While the Kashmir issue remains a topic of great contemplation nowadays with its relation to constitutional and central governance, India Today brings our attention to Gilgit-Baltistan in the Pakistan region.
At the time of partition of India, the princely state of Jammu and Kashmir comprised of five regions: Jammu, Kashmir, Ladakh, Gilgit Wazarat and Gilgit Agency.
In 1935, the British leased Gilgit Agency for 60 years from the King of Jammu and Kashmir. The British already had a political agent in Gilgit Wazarat to keep an eye on the USSR. A British military officer was the administrator of Gilgit Agency, and the combined region was under the control of Gilgit Scouts.
Before exiting India, the British withdrew the lease and handed back the region to the King of Jammu and Kashmir. The security arrangement was to remain in place until an alternative was found.
When Pakistan attacked Kashmir in October 1947, the British administrator Major William Brown mutinied with the help of Subedar Major Babar Khan. Major Brown was said to be close to his English boss stationed in Karachi and preferred reporting to him than the King.
The revolutionaries killed the King’s governor and a small group of Sikh and Gurkha soldiers in Gilgit. They sent a message to Karachi to occupy Gilgit Wazarat and Gilgit Agency declaring on their own accession to Pakistan for which no document was signed.
Pakistan occupied Gilgit Wazarat and Gilgit Agency – the region is more famously known as Gilgit-Baltistan — by the disloyalty of British officers of the Gilgit Scouts. Gilgit-Baltistan and Pakistan-occupied Kashmir (PoK) – a portion of the Kashmir Valley that Pakistan captured in 1947 and has held since 1949 ceasefire – remained a single unit till 1970.
Pakistan had been facing complications in governing Gilgit-Baltistan, which was a multi-lingual Shia-dominated region.
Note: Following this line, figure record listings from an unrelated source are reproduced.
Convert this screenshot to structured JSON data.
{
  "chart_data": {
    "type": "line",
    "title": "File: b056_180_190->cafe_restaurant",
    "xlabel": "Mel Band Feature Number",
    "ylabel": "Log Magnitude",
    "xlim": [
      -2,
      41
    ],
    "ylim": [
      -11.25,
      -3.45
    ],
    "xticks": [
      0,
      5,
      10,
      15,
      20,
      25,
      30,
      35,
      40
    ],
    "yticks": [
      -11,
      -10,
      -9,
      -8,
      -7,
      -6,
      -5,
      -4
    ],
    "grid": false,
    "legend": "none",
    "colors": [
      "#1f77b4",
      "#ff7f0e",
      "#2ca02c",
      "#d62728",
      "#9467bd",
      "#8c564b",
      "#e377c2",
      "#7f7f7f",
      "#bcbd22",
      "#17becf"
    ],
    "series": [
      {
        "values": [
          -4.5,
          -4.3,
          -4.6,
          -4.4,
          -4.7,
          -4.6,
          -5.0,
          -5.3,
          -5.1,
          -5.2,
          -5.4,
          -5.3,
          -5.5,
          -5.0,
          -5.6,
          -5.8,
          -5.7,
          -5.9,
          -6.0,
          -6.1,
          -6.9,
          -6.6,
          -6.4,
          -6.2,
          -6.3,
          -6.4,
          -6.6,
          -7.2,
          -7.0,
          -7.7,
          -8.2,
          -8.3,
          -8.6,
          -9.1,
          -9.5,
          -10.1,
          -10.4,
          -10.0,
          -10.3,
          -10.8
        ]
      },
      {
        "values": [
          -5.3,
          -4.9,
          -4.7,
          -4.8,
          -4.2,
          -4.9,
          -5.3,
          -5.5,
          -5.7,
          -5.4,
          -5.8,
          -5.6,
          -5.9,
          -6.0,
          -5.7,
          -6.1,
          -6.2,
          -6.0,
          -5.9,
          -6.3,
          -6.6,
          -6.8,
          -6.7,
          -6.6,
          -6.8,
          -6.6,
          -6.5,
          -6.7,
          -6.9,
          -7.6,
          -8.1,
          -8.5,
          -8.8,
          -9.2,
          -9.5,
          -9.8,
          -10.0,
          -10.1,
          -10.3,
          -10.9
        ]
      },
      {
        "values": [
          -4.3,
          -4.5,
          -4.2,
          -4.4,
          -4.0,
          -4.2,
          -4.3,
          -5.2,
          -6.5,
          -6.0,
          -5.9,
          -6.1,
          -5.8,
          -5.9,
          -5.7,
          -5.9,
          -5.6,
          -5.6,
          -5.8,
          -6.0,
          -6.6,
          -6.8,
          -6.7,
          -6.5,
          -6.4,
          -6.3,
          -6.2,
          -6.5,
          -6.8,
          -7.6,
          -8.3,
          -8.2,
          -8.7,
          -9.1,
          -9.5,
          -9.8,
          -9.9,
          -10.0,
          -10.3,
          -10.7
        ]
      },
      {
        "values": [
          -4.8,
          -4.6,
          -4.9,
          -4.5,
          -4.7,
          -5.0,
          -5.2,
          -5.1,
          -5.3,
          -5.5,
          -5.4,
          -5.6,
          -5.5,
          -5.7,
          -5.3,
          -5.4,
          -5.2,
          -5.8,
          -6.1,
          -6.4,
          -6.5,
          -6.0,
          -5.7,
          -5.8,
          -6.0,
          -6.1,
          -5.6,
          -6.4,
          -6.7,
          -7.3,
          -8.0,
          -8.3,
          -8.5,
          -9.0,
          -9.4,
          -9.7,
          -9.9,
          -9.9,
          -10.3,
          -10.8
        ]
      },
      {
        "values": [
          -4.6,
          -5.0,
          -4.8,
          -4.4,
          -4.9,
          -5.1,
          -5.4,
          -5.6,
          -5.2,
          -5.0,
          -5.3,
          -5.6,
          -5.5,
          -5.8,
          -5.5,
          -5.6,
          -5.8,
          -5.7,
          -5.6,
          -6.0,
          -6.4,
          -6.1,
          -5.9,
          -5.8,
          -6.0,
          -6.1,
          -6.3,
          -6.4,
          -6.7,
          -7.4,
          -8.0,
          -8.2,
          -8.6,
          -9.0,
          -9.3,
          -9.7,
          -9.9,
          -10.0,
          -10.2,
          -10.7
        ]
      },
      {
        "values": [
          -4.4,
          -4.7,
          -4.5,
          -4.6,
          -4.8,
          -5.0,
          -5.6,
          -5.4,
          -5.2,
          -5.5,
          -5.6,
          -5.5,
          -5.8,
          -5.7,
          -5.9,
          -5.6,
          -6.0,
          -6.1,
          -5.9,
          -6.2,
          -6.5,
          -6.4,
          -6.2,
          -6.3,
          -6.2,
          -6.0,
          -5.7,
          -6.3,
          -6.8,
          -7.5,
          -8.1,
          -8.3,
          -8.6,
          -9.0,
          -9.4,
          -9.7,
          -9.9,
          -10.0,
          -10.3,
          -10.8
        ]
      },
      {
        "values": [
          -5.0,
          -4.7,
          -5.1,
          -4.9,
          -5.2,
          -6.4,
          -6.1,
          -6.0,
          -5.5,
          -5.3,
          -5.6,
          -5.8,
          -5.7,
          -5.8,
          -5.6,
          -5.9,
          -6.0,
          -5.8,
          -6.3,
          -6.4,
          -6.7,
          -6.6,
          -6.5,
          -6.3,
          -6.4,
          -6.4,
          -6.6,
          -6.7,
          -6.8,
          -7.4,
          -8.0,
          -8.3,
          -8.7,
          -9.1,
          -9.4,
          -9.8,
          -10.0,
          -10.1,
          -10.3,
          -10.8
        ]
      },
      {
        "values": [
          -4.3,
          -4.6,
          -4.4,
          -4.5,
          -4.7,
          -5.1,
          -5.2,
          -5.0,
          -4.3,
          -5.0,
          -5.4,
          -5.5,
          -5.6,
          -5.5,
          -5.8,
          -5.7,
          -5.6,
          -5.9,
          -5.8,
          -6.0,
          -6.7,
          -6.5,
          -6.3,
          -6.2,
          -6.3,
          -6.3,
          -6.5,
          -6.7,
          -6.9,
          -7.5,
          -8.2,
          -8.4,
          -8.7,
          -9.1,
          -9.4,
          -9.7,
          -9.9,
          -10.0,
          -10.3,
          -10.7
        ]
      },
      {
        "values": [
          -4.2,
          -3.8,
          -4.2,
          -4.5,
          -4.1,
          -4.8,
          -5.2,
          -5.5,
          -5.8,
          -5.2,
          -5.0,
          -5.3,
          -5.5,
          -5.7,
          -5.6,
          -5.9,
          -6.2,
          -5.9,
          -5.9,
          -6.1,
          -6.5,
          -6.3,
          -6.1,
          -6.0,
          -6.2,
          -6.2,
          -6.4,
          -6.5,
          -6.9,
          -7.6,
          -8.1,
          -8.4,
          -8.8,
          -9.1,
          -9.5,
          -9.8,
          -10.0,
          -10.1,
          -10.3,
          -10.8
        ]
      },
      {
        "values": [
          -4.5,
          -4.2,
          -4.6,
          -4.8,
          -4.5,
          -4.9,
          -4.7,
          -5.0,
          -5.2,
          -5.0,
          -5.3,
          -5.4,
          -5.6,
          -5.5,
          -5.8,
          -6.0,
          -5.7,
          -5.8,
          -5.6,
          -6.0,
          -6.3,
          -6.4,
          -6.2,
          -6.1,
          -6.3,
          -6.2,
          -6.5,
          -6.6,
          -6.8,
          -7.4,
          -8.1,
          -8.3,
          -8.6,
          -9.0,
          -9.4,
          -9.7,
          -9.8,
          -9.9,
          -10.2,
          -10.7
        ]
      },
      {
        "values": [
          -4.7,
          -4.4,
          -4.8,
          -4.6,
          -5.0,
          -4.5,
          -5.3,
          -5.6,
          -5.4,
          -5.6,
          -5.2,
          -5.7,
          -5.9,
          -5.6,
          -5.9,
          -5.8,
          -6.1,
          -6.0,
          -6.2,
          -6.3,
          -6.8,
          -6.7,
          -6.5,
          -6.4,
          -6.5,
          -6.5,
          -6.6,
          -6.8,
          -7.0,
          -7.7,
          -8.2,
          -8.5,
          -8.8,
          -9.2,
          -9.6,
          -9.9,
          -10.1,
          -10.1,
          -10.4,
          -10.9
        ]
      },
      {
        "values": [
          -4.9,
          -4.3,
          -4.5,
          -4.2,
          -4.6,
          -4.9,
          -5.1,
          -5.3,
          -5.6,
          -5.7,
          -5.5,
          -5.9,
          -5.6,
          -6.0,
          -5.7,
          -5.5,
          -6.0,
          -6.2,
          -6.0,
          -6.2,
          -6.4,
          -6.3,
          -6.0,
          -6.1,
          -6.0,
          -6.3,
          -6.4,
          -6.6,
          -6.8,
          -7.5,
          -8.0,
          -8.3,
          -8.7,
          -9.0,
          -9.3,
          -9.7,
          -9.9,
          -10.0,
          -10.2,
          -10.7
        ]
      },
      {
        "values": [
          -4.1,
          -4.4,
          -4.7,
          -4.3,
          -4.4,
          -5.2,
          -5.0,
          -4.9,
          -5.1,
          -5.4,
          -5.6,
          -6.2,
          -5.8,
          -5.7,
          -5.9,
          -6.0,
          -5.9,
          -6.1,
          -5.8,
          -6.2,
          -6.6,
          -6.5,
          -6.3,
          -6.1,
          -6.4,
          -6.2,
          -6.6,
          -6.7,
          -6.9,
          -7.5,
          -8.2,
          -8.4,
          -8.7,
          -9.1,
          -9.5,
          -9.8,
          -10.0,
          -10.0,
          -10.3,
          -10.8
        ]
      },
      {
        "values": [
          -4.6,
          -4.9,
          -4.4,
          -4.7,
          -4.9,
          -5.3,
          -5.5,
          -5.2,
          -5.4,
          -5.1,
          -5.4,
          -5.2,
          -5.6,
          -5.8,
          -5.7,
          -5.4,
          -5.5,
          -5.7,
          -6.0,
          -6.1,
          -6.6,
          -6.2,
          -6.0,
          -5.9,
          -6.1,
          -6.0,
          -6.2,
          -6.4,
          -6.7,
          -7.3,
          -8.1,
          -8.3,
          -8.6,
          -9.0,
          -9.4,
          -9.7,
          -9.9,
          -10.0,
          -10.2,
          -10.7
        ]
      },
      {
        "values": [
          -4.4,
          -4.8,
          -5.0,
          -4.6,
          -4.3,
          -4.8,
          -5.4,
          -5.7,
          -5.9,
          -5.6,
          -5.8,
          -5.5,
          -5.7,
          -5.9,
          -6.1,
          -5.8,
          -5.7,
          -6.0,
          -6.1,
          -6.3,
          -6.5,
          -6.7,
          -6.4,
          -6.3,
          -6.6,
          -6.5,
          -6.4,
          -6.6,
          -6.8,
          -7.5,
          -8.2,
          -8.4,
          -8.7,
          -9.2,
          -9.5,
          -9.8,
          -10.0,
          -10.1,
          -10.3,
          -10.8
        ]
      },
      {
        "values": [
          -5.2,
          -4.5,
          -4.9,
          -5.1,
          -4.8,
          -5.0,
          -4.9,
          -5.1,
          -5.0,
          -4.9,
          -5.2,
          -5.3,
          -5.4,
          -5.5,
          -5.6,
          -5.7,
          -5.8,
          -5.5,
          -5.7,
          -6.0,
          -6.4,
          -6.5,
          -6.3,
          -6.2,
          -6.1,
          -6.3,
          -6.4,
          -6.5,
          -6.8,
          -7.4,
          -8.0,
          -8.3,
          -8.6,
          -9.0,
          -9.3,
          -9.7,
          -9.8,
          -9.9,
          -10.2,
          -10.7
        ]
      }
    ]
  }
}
Following the embarrassment in the 1971 war, Pakistan carved out a separate region of Gilgit-Baltistan, renamed it as Northern Territory and placed it under the direct rule of the federal government.
The region of Kashmir Valley remained as Azad Kashmir in Pakistani political lexicon. In 1974, Pakistan announced a rule overriding the 1927 law proclaimed by the King of Jammu and Kashmir that denied property ownership to outsiders. It was the same right that was ensured through Article 370 in Jammu and Kashmir and was in force until repealed by Modi Government.
Later, Pakistan pushed settlement of Sunni Muslims from neighbouring North-West Frontier Province leading to sectarian clashes in Gilgit-Baltistan.
Today, Gilgit-Baltistan has a legislative assembly with restricted powers. It is governed by the Ministry of Kashmir Affairs and Gilgit Baltistan in the government of Pakistan. The real power resides in a council headed by the prime minister of Pakistan.
Interestingly, while Pakistan lays claim to the territories of Pakistan-occupied Kashmir and Gilgit-Baltistan, legally, its constitution does not recognise them as parts of the country.
Its constitution talks about a future date when the people of Jammu and Kashmir may decide to accede to it but there is no recognition to Gilgit-Baltistan and PoK, which are legally parts of India, according to the Instrument of Accession.
In 1994, the Indian Parliament adopted a resolution reiterating that Gilgit-Baltistan and PoK are Indian territories occupied illegally by Pakistan. In 2017, the British Parliament, too, adopted a resolution stating that Gilgit-Baltistan legally belongs to India by virtue of accession of the princely state of Jammu and Kashmir to India.